Пророки в отечестве есть! Просто они избегают регистрации. Фото Reuters
Выдерживание будущих государственных и муниципальных служащих в учебных аудиториях с целью постижения различных импортных теорий мне никогда не нравилось. И мы, работники кафедры местного самоуправления НИУ ВШЭ, стали возить их в экспедиции в самые разные поселения нашей страны.
Контингент НИУ ВШЭ таков, что когда эти ребята попадают в деревню в Коми или на Горном Алтае, то им, как правило, не очень комфортно, слишком разный образ жизни городской молодежи из весьма и весьма обеспеченных семей и обитателей малых городов и сел.
Мы стараемся сразу погрузить наших студентов в ткань обыденной жизни разного рода промысловиков, доминирующих в провинции. Посидит студент, скажем, на крыльце сельского магазина несколько часов, а вечером должен рассказать на семинаре о том, что он видел и как уведенное понял. При этом с нашей помощью формируется понятийный аппарат для описания того, что студенты видят, и того, что мы наблюдаем сами.
В целом же такая практика выводит нас на вопрос: каким понятийным аппаратом описывать нашу реальность? Ведь формальное, официальное описание никак не соотносится с тем, что мы видим непосредственно на месте. Даже численность жителей практически любого поселения, по данным муниципальных властей, больше, чем официальная. Еще не было случая, когда данные Росстата не были бы меньше численности реального населения на 10–15%.
Или суммирование отраслевых данных по экономике региона существенно превышает объем региональной экономики по данным Росстата.
«А вдоль дороги секты неучтенные стоят…»
Что же касается социальной структуры, то по многим параметрам вообще нет никакого учета. Возьмем такой крайний случай как разного рода секты. При Советской власти были уполномоченные по делам религий, которые вместе с пятым управлением КГБ вели статистическое и оперативное наблюдение за такими сектами.

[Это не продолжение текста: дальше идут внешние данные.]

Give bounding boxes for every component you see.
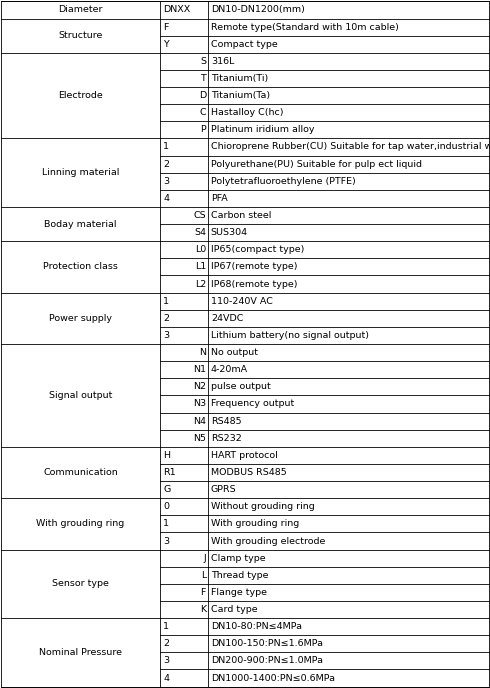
Text: Nominal Pressure: Nominal Pressure xyxy=(39,648,122,657)
Text: RS485: RS485 xyxy=(211,417,242,426)
Text: Clamp type: Clamp type xyxy=(211,554,266,563)
Text: 1: 1 xyxy=(163,142,169,151)
Text: 1: 1 xyxy=(163,297,169,305)
Text: N: N xyxy=(199,348,206,357)
Text: Diameter: Diameter xyxy=(58,6,103,14)
Text: 110-240V AC: 110-240V AC xyxy=(211,297,273,305)
Text: Protection class: Protection class xyxy=(43,262,118,271)
Text: L1: L1 xyxy=(195,262,206,271)
Text: F: F xyxy=(200,588,206,597)
Text: 0: 0 xyxy=(163,502,169,511)
Text: 2: 2 xyxy=(163,314,169,323)
Text: Communication: Communication xyxy=(43,468,118,477)
Text: C: C xyxy=(199,108,206,117)
Text: Thread type: Thread type xyxy=(211,571,269,580)
Text: 4: 4 xyxy=(163,194,169,203)
Text: With grouding electrode: With grouding electrode xyxy=(211,537,325,546)
Text: 3: 3 xyxy=(163,537,169,546)
Text: S: S xyxy=(200,57,206,66)
Text: DN200-900:PN≤1.0MPa: DN200-900:PN≤1.0MPa xyxy=(211,656,323,665)
Text: D: D xyxy=(199,91,206,100)
Text: K: K xyxy=(200,605,206,614)
Text: Lithium battery(no signal output): Lithium battery(no signal output) xyxy=(211,331,369,340)
Text: N1: N1 xyxy=(193,365,206,374)
Text: 3: 3 xyxy=(163,177,169,186)
Text: With grouding ring: With grouding ring xyxy=(36,519,124,528)
Text: Carbon steel: Carbon steel xyxy=(211,211,271,220)
Text: Titanium(Ti): Titanium(Ti) xyxy=(211,74,268,83)
Text: P: P xyxy=(200,125,206,134)
Text: Titanium(Ta): Titanium(Ta) xyxy=(211,91,270,100)
Text: Remote type(Standard with 10m cable): Remote type(Standard with 10m cable) xyxy=(211,23,399,32)
Text: 3: 3 xyxy=(163,656,169,665)
Text: N2: N2 xyxy=(193,383,206,391)
Text: Y: Y xyxy=(163,40,169,49)
Text: Polytetrafluoroethylene (PTFE): Polytetrafluoroethylene (PTFE) xyxy=(211,177,356,186)
Text: 24VDC: 24VDC xyxy=(211,314,243,323)
Text: Frequency output: Frequency output xyxy=(211,400,294,409)
Text: Polyurethane(PU) Suitable for pulp ect liquid: Polyurethane(PU) Suitable for pulp ect l… xyxy=(211,160,422,169)
Text: DNXX: DNXX xyxy=(163,6,190,14)
Text: Platinum iridium alloy: Platinum iridium alloy xyxy=(211,125,315,134)
Text: SUS304: SUS304 xyxy=(211,228,248,237)
Text: 2: 2 xyxy=(163,639,169,648)
Text: 2: 2 xyxy=(163,160,169,169)
Text: 1: 1 xyxy=(163,519,169,528)
Text: Signal output: Signal output xyxy=(49,391,112,400)
Text: T: T xyxy=(200,74,206,83)
Text: CS: CS xyxy=(194,211,206,220)
Text: IP68(remote type): IP68(remote type) xyxy=(211,279,297,288)
Text: 4-20mA: 4-20mA xyxy=(211,365,248,374)
Text: HART protocol: HART protocol xyxy=(211,451,278,460)
Text: MODBUS RS485: MODBUS RS485 xyxy=(211,468,287,477)
Text: N5: N5 xyxy=(193,433,206,442)
Text: 316L: 316L xyxy=(211,57,234,66)
Text: Flange type: Flange type xyxy=(211,588,267,597)
Text: GPRS: GPRS xyxy=(211,485,237,494)
Text: No output: No output xyxy=(211,348,258,357)
Text: Without grouding ring: Without grouding ring xyxy=(211,502,315,511)
Text: S4: S4 xyxy=(194,228,206,237)
Text: Compact type: Compact type xyxy=(211,40,278,49)
Text: IP67(remote type): IP67(remote type) xyxy=(211,262,297,271)
Text: DN1000-1400:PN≤0.6MPa: DN1000-1400:PN≤0.6MPa xyxy=(211,674,335,682)
Text: Power supply: Power supply xyxy=(49,314,112,323)
Text: G: G xyxy=(163,485,170,494)
Text: 3: 3 xyxy=(163,331,169,340)
Text: 1: 1 xyxy=(163,622,169,631)
Text: With grouding ring: With grouding ring xyxy=(211,519,299,528)
Text: DN10-80:PN≤4MPa: DN10-80:PN≤4MPa xyxy=(211,622,302,631)
Text: N4: N4 xyxy=(193,417,206,426)
Text: 4: 4 xyxy=(163,674,169,682)
Text: DN100-150:PN≤1.6MPa: DN100-150:PN≤1.6MPa xyxy=(211,639,323,648)
Text: RS232: RS232 xyxy=(211,433,242,442)
Text: L0: L0 xyxy=(195,246,206,255)
Text: DN10-DN1200(mm): DN10-DN1200(mm) xyxy=(211,6,305,14)
Text: Boday material: Boday material xyxy=(44,219,117,228)
Text: L2: L2 xyxy=(195,279,206,288)
Text: Card type: Card type xyxy=(211,605,257,614)
Text: Structure: Structure xyxy=(58,31,103,40)
Text: L: L xyxy=(201,571,206,580)
Text: Sensor type: Sensor type xyxy=(52,579,109,588)
Text: IP65(compact type): IP65(compact type) xyxy=(211,246,304,255)
Text: H: H xyxy=(163,451,170,460)
Text: Linning material: Linning material xyxy=(42,168,119,178)
Text: F: F xyxy=(163,23,169,32)
Text: pulse output: pulse output xyxy=(211,383,270,391)
Text: R1: R1 xyxy=(163,468,175,477)
Text: Chioroprene Rubber(CU) Suitable for tap water,industrial water,etc liquid: Chioroprene Rubber(CU) Suitable for tap … xyxy=(211,142,490,151)
Text: N3: N3 xyxy=(193,400,206,409)
Text: Electrode: Electrode xyxy=(58,91,103,100)
Text: PFA: PFA xyxy=(211,194,227,203)
Text: Hastalloy C(hc): Hastalloy C(hc) xyxy=(211,108,283,117)
Text: J: J xyxy=(203,554,206,563)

Сейчас таких уполномоченных нет. А официальные органы учитывают только очевидных, публичных сектантов. Но в реальности-то мы видим широкую диверсификацию мировоззрения и формирование множества локальных картин мира и групп, разделяющих эти картины.
Неизвестные секты – это массовое явление. В радиусе 100 км от Москвы мы несколько лет назад насчитали 40 поселений анастасийцев. Иногда эти поселения имеют наименование и почтовый индекс, но часто и не имеют.
Исторически система расселения в нашей стране возникла в результате трех миграций, инициированных государством, – cтолыпинской, сталинской и хрущевской. Они создавались под конкретные потребности государства, поселения возникали как слободы при рудниках, лагерях, шахтах, НИИ и прочее.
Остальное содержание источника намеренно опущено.